First, defendant’s Franks argument fails. The negative information that he complains about not being more prominently displayed was “hidden” in a footnote in the 42 page affidavit. There is nothing that says that there can’t be information in footnotes. Second, it’s not prejudicial that the inventory of items seized accidently left something out. Third, there clearly was probable cause for the warrant. Fourth, because of lack of remedy from Hudson, the court doesn’t even have to consider the “no knock” provision of the warrant. Fifth, defendant’s overseizure argument about surveillance equipment and his Mercedes being seized is sufficient to require a hearing. United States v. Harris, 2014 U.S. Dist. LEXIS 164365 (D. Kan.

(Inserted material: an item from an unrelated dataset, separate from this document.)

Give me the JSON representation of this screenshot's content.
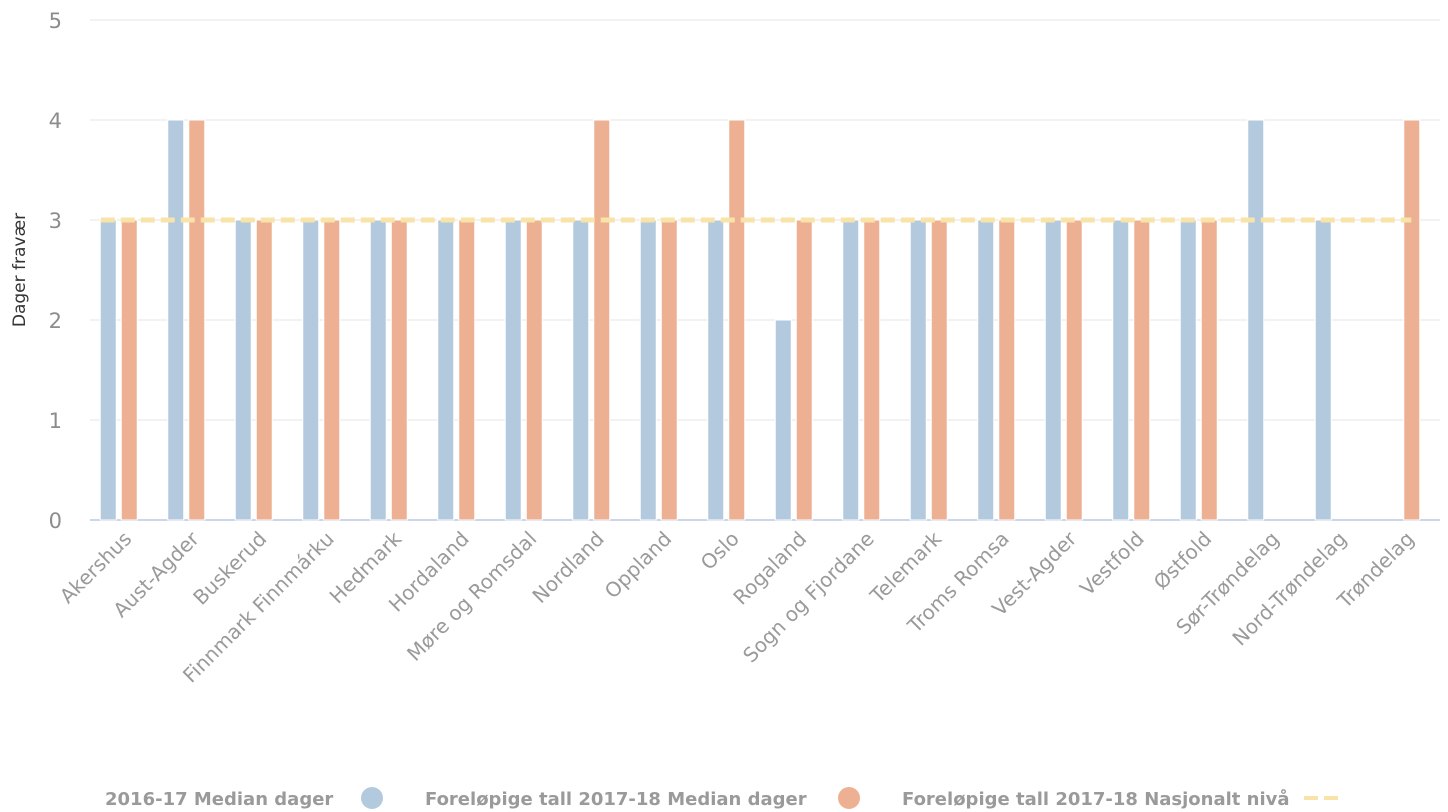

November 25, 2014):

“Generally, law enforcement officers must announce their presence and provide residents an opportunity to open the door before executing a search warrant.” United States v. Brown, 2006 WL 1997641, *2 (10th Cir. July 18, 2006) (citing Hudson v. Michigan, 547 U.S. 586, 589 (2006)). The remedy for a failure to knock and announce, however, does not include suppression of the evidence seized. Id. Therefore, the court does not need to evaluate the affidavit to determine if the officers had a legitimate basis to fear for their safety during the execution of the search warrant. Id. (“Given the Court’s ruling in Hudson, it is unnecessary for this court to determine whether, under the circumstances presented in this case, law enforcement’s fear of evidence destruction justified an exemption from the knock-and-announce rule.”).